Yemen's Saleh warns of 'chaos' US keeps lifeline
President Ali Abdullah Saleh has warned of Somalia-like "chaos" in Yemen if he steps down without an agreed successor as Washington said yesterday his fall could endanger its fight against Al-Qaeda.
Highlighting the multiple challenges facing any ruler of Yemen, suspected Al-Qaeda militants seized control of Jaar, a town in the restive southern province of Abyan, security officials told AFP.
The ruling party of Yemen was scheduled to meet for crisis talks yesterday after Saleh said he was ready hand over power to a safe hand.
The battle for control left at least one soldier dead and a militant seriously wounded, an official said.
"Jaar and surrounding villages have fallen into the hands of Al-Qaeda," he said on condition of anonymity. The militants seized control of public buildings, including a local radio station and a barracks.

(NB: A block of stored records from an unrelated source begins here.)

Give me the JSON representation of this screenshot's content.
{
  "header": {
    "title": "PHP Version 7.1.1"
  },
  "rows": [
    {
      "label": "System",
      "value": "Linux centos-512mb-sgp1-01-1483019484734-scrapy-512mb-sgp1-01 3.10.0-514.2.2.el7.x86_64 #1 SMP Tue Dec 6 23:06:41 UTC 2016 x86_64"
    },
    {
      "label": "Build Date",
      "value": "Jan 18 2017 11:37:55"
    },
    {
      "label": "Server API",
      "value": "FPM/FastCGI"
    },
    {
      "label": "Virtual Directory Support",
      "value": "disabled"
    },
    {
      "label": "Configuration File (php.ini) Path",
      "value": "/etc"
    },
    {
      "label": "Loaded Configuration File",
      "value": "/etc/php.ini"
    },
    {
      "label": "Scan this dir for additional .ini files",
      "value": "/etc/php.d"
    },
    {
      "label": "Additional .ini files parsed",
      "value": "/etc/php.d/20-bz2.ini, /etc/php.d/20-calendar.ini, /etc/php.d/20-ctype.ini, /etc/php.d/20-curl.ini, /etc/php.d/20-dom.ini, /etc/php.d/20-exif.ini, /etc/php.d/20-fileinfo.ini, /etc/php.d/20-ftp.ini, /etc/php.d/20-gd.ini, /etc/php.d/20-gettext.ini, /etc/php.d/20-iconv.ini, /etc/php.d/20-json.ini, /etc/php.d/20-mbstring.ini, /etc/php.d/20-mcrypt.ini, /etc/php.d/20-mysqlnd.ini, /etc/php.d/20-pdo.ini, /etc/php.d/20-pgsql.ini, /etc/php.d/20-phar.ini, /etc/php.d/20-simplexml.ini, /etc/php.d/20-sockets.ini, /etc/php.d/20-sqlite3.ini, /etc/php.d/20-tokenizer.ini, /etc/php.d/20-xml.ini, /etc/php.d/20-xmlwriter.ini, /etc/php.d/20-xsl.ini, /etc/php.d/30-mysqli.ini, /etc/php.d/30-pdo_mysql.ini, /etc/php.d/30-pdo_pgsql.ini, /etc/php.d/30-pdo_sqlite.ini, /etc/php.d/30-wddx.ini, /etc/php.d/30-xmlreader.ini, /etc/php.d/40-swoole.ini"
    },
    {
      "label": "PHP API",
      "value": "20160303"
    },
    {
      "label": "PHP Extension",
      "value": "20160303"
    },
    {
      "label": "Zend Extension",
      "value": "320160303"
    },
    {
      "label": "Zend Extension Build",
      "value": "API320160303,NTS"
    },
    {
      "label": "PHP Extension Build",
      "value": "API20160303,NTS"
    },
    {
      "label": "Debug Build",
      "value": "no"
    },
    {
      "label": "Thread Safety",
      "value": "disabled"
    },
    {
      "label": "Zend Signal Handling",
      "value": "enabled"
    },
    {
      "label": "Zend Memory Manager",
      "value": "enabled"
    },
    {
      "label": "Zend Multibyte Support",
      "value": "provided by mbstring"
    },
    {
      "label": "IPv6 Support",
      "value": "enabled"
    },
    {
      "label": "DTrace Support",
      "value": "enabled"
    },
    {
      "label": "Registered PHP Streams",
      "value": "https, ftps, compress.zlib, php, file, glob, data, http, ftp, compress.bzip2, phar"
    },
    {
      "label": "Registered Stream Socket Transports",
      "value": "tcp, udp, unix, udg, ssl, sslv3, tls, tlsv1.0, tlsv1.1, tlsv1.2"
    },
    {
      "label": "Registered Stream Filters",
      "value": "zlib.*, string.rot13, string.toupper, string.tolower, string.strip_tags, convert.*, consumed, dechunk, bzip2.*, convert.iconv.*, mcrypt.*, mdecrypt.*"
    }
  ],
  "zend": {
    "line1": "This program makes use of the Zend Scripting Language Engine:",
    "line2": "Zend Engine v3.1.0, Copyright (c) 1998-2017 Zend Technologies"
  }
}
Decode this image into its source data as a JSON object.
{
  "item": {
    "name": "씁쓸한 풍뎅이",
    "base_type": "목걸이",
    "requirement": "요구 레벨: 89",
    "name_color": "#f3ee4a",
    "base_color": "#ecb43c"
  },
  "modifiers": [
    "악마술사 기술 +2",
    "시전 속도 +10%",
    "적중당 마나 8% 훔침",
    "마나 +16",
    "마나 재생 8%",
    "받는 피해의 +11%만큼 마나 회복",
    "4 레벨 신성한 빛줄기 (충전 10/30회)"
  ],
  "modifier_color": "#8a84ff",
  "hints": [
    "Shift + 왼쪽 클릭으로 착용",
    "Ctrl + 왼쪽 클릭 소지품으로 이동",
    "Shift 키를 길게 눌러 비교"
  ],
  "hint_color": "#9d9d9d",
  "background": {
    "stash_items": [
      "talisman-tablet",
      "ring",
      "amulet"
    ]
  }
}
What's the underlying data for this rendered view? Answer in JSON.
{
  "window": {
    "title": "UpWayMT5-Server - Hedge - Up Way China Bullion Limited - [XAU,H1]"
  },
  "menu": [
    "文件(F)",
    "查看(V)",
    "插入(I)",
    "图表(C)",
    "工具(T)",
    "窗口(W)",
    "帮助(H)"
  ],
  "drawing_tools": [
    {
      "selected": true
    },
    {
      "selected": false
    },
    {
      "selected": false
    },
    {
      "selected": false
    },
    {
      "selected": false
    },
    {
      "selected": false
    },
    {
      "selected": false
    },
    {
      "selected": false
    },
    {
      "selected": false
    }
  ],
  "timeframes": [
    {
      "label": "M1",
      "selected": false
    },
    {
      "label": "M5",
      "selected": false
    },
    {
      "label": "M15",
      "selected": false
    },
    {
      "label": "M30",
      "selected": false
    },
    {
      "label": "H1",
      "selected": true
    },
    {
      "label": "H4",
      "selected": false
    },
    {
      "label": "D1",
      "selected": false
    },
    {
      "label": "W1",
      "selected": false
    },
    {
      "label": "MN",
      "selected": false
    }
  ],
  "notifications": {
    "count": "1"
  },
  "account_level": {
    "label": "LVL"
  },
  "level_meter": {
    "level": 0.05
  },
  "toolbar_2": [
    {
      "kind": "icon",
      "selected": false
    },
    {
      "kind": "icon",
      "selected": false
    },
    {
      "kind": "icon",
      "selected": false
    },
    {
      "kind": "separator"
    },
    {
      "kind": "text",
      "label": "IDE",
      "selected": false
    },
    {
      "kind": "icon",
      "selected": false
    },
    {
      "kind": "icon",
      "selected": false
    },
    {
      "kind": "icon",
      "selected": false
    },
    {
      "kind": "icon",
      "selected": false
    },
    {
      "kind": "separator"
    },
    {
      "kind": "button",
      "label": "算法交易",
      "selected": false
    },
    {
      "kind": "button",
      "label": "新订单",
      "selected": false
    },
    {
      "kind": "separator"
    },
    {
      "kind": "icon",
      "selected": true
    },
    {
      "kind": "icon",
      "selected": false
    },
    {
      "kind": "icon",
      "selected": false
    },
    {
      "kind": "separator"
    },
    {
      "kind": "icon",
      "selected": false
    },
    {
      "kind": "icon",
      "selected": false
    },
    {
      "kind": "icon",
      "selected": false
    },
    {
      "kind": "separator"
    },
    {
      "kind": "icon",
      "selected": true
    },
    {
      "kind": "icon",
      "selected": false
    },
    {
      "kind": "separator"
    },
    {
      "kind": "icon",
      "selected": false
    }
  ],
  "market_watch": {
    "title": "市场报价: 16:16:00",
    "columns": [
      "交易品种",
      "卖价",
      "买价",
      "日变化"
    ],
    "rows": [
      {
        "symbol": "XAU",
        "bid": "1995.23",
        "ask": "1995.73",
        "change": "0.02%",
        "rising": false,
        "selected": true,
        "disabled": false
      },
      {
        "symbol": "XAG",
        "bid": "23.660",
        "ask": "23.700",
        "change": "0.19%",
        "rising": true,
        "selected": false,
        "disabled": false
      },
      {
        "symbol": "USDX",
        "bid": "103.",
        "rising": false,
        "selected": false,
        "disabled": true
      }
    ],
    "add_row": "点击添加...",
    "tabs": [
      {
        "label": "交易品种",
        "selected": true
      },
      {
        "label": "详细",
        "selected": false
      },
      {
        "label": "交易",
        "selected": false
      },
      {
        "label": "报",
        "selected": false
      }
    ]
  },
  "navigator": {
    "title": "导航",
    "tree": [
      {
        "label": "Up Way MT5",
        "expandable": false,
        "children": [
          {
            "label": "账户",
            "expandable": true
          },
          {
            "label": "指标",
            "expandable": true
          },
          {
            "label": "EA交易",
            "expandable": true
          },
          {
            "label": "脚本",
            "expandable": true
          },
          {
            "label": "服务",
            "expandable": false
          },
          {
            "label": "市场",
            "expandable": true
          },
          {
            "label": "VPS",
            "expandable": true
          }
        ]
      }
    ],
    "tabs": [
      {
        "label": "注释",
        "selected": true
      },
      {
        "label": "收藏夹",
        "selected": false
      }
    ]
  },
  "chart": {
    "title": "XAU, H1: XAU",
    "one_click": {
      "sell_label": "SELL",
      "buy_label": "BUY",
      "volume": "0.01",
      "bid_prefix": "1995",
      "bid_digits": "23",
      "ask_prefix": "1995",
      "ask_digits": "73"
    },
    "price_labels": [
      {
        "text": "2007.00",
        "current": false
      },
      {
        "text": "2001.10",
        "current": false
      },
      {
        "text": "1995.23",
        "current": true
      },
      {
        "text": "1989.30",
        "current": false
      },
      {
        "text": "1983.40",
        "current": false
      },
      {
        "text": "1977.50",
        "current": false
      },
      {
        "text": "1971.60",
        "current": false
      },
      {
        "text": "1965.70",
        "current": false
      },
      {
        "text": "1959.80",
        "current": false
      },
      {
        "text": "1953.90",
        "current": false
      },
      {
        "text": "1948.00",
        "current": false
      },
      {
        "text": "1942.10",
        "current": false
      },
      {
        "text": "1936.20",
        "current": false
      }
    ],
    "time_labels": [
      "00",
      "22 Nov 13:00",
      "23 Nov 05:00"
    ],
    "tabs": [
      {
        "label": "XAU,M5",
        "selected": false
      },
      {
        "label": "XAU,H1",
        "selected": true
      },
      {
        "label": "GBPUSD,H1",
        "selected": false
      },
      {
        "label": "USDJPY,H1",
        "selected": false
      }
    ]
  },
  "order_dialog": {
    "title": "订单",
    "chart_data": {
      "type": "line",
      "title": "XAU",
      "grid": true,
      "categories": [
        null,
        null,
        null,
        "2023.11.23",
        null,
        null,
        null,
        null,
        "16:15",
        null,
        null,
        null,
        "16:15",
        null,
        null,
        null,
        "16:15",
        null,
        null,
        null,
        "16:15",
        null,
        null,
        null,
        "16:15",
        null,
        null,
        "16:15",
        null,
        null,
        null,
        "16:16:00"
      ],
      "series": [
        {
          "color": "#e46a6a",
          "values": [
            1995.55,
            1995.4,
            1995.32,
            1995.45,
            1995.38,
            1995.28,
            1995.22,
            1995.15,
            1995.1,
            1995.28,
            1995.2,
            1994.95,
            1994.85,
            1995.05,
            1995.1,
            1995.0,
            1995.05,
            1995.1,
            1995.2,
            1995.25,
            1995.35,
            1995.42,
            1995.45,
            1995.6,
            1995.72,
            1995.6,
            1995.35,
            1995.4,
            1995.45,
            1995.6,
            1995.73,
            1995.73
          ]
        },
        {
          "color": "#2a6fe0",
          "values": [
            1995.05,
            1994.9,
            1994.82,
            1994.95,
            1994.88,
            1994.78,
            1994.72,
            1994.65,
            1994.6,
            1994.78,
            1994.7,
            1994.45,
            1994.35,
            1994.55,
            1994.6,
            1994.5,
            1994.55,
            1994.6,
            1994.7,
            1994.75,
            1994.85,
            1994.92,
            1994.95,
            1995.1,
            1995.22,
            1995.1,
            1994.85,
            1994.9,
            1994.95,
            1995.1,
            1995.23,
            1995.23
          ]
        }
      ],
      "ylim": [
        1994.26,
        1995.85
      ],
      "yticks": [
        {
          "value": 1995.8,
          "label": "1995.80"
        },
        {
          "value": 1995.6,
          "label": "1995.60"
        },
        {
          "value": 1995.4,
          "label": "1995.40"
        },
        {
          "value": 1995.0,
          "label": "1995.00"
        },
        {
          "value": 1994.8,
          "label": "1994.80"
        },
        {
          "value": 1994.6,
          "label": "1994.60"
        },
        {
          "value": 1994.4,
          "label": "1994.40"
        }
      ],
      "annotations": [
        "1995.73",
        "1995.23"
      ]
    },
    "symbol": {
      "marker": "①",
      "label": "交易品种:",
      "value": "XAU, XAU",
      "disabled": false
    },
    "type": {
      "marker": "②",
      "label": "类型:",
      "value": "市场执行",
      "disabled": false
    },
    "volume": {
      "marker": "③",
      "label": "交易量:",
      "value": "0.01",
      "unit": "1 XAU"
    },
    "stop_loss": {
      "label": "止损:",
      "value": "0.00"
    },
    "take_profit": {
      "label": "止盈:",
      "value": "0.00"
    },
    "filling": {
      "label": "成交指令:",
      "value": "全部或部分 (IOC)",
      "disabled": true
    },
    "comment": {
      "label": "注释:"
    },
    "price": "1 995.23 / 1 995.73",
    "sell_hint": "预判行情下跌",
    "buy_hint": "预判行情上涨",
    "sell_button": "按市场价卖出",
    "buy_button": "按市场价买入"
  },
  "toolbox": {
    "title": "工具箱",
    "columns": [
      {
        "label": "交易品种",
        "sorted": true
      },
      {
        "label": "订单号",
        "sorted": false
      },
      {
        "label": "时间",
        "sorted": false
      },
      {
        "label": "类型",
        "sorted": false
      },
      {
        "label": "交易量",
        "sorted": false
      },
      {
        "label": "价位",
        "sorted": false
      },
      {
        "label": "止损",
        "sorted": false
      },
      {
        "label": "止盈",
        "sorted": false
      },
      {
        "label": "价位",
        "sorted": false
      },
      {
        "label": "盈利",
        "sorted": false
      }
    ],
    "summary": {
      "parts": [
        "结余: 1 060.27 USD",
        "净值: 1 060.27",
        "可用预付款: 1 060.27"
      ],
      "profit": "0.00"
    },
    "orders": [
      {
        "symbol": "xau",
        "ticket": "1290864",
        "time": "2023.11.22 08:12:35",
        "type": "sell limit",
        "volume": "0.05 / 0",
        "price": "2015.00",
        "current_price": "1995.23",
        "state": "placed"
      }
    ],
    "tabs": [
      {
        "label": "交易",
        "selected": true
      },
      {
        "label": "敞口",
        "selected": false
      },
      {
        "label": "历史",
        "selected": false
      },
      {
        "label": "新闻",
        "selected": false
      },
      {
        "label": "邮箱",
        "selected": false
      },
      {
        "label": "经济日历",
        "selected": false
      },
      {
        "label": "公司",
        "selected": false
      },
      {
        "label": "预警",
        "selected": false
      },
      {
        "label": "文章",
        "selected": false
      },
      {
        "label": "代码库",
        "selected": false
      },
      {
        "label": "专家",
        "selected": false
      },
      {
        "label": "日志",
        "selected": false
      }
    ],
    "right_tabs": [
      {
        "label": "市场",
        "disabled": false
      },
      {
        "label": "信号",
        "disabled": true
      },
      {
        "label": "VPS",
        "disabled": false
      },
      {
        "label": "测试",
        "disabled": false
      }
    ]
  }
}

In Batige, 10 kilometres from Jaar, about 30 armed and hooded suspected Al-Qaeda fighters seized and made off in four vehicles with cases of weapons from a munitions factory, witnesses said.
The flare-up came as US Defence Secretary Robert Gates said Saleh's fall or replacement by a weaker leader would pose "a real problem" for Washington's fight against Al-Qaeda, in an interview with ABC television.
Saleh at the same time portrayed himself as a symbol of stability in the Arabian peninsula.
"I have already said and I now reiterate that I am not clinging on to power," he said in an interview with Al-Arabiya television, as six soldiers died in another suspected Al-Qaeda attack in Marib, in the east.
"I've spent 32 years (in office)... This is experience that I want to transfer peacefully to the people, not to chaos," the embattled president said, referring to the two months of anti-regime protests which have rocked Yemen.
"I will transfer power to the people, who are the source and owner of power," said Saleh, warning that Yemen was a "time bomb" and could slide into civil war like Somalia across the Gulf of Aden.
With the United States keeping a lifeline for Saleh, Gates played up the key role of Yemeni authorities in helping to fight Al-Qaeda.